Lewis Perelman, author of School’s Out, holds that the real learning revolution for students is going to begin at home, not in the bureaucratic, overly cautious confines of schools. Indeed, parents dissatisfied with schools are driving the market for new computer instructional products. The computer, properly networked, can offer a “virtual school” of distance learning, software and Internet options. It can give well-motivated kids a way to enrich what they learn in school or even substitute for it. Virtual schooling is sure to spur the already large (500,000 family) home-schooling movement, but in the end it also is likely to force school systems to revise their whole mission. Teachers henceforth may serve less to “teach” students than to assist and guide them, whether in face-to-face meetings in a more intermittent pattern or through video conferences.

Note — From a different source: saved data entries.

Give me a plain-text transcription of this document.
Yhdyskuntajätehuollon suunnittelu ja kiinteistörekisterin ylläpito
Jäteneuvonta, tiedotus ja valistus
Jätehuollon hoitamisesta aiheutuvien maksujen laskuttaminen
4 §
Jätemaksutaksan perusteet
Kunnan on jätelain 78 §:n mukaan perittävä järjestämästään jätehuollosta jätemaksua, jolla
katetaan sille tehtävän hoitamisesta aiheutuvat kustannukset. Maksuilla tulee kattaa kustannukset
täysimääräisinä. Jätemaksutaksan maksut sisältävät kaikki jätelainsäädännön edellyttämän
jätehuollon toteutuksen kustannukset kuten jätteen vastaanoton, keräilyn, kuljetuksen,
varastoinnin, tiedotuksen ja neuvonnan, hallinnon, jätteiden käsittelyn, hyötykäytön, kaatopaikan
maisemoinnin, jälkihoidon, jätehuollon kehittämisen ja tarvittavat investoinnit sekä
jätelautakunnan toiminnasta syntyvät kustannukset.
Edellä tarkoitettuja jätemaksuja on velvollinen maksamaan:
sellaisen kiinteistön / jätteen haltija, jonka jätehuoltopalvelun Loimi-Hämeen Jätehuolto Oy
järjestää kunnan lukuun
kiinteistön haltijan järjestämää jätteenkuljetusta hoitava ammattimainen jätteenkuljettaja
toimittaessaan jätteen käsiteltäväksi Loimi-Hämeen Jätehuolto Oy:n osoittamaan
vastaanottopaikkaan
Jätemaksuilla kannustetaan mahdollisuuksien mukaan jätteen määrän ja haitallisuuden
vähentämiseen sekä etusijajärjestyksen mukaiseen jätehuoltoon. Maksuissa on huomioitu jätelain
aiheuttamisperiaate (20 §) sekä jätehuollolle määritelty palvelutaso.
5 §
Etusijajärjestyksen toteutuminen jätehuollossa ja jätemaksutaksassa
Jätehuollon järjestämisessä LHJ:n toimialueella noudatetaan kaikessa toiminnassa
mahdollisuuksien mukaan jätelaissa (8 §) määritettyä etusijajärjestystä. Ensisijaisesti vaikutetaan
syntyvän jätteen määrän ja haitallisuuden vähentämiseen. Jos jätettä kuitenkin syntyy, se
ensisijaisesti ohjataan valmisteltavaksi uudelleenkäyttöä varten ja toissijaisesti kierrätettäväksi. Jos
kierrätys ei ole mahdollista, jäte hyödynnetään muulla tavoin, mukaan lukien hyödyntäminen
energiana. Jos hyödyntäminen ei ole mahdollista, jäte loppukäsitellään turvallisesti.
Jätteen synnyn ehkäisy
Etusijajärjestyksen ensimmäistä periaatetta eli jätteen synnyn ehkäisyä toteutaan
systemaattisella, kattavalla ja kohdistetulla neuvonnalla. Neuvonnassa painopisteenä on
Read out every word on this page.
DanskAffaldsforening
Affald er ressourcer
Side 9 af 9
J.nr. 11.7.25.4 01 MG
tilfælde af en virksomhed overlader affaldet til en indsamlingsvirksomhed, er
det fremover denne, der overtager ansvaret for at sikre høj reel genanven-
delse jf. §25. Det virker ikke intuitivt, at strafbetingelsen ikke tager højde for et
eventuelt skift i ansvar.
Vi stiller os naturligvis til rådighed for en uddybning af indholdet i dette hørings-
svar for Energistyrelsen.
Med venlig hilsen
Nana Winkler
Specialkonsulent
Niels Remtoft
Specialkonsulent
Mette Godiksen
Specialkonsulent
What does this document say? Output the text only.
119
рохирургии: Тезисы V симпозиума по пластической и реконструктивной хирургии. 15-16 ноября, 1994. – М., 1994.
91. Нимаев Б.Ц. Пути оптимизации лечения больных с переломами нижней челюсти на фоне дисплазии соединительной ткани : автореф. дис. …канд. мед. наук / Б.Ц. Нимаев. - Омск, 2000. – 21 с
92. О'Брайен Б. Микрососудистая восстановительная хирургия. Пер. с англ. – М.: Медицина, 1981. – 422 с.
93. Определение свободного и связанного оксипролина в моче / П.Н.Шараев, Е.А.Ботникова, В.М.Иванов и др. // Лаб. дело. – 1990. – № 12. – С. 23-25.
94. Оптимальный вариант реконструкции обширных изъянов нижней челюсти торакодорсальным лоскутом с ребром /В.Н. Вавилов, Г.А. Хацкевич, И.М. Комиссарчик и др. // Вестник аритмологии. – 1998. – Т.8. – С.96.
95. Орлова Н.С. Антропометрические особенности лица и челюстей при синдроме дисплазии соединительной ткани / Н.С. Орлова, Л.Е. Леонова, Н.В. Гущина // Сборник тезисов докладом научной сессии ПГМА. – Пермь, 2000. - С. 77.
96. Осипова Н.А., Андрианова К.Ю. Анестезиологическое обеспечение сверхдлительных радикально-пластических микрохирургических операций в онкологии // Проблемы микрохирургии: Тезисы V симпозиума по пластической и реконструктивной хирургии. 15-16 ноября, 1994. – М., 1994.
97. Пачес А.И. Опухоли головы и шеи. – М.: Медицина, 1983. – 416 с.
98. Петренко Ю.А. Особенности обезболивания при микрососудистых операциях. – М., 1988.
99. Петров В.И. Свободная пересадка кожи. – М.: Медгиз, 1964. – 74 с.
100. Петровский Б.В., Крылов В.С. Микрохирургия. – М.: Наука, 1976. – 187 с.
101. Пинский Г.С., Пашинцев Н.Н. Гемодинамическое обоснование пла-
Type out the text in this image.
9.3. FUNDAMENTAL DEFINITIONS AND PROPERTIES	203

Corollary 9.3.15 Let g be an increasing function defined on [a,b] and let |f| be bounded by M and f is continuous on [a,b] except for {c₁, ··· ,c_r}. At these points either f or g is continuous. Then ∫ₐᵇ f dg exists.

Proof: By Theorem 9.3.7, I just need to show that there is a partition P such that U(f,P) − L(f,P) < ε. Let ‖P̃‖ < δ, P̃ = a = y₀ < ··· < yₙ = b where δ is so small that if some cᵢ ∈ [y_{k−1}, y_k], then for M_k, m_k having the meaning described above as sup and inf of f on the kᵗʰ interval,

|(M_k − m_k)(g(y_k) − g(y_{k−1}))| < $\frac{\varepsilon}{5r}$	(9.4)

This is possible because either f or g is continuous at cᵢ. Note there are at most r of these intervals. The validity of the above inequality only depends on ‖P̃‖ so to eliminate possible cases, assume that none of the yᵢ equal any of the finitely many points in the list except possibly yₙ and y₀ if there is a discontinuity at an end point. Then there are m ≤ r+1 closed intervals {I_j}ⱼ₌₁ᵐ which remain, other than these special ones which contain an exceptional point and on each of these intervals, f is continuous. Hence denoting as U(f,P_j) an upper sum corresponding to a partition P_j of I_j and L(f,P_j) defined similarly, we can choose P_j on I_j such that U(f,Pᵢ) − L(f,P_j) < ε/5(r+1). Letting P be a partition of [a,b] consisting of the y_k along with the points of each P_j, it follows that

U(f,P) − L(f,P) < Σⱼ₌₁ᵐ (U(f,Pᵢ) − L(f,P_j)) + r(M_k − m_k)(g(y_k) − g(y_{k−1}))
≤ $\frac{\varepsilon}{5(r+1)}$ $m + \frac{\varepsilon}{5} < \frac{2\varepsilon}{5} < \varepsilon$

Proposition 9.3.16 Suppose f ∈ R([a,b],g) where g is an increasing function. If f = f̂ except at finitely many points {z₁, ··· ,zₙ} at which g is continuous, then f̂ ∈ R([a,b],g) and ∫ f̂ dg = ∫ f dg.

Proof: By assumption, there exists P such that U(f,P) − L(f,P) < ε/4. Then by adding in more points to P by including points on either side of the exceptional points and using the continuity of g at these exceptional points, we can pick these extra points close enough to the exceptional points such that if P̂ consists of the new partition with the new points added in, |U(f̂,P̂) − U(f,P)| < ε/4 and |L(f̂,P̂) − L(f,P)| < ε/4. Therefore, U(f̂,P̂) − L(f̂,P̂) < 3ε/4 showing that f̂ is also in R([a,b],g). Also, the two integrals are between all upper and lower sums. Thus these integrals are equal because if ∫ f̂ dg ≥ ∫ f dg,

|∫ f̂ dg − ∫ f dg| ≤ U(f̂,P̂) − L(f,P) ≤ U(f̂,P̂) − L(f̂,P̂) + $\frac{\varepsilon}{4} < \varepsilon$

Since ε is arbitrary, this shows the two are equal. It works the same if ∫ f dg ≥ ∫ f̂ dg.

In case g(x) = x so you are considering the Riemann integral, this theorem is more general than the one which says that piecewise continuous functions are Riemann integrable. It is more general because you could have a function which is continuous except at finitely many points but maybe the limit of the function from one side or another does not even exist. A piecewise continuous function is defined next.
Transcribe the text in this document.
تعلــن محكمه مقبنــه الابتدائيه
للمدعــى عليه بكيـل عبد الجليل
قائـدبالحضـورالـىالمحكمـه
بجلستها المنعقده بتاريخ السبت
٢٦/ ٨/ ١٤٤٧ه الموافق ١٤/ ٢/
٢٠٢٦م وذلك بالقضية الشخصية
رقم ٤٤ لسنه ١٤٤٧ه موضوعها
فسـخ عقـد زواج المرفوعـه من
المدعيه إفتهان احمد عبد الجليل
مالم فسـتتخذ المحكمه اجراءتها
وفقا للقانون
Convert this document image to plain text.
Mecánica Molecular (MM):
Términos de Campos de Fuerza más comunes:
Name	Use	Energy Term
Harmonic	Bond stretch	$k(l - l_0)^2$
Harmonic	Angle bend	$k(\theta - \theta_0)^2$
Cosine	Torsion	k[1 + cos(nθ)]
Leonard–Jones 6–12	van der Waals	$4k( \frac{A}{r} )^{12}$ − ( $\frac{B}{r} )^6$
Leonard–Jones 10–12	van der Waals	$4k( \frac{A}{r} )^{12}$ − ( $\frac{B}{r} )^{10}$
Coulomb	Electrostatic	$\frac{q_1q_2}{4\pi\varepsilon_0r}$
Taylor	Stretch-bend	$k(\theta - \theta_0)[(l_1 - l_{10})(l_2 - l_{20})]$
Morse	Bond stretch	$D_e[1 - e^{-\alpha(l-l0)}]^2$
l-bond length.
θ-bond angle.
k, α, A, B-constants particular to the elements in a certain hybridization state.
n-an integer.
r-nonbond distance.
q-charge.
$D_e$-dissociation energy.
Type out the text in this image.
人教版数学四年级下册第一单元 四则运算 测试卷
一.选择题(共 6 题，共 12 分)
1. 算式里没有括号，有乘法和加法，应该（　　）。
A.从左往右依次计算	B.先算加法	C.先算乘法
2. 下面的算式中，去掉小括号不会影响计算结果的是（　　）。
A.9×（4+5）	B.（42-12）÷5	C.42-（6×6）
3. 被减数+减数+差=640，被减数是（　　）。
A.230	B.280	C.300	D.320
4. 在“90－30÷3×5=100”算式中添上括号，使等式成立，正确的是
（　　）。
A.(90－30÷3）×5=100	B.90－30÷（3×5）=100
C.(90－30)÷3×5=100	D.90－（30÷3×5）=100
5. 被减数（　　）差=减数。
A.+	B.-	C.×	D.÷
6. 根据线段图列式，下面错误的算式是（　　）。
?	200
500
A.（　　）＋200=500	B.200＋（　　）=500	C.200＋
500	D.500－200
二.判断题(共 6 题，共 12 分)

Even unmotivated students are likely to react better to a private process that monitors their work with a real tutor but, by keeping its pace to theirs, does not embarrass them if they work more slowly than other students. Indeed, new software learning programs are at pains to reinforce each step of progress and rekindle the desire to learn, which too often is extinguished by schooling. The result, as at the office, will be a more literate—and articulate—citizen.
Within three years if Congress deregulates telecommunications, and within eight years or so if it does not, homes will be equipped with what Gilder calls the “teleputer” A combination of television, video, telephone and computer services, it will be interactive and simple to use. Through it, even more reference materials–entire libraries of text as well as film–will be open to the student. More text means more opportunity to explore sequential thought and to use it.
The television screen is fine for video, but it provides only 72 dots per inch for resolution and contrast, com- pared with laser-printer sharpness of 300 dots per inch. The teleputer will start at about 278 dots per inch and soon reach laser-printer quality. Early units may be large, but eventually flat-screen teleputers weighing about three pounds will allow the student to carry huge libraries and guides around as easily as a ring-binder notebook now is toted. Like the first television, the early teleputers will be costly, but like the television, they will become uni- versal and cheap. The teleputer will rescue the inner-city child as well as the child of the Wyoming rancher.
By reinforcing curiosity and rewarding progress, the teleputer will help the student master willingly subjects that schools have made dreary. It will be a ready resource for writing papers or preparing presentations. It will introduce students to great thinkers and to peers in other towns and countries.
The teleputer will not necessarily make the citizens of the future more virtuous. But it will make them more knowledgeable and intellectually adventuresome. It will encourage them to hone those special interests and skills that distinguish them as individuals and thus render them less vulnerable to the the banality usually found on television. Seated like cavemen, but in front of a TV, today’s youth are viscerally wired to scenes of violence and sex, struck dumb and numb. Given a whole world of tutors through the teleputer – more than the most fortunate Renaissance scholars could imagine — children will have a better chance to become civilized human beings.
In the course, they also will become more “articulate.”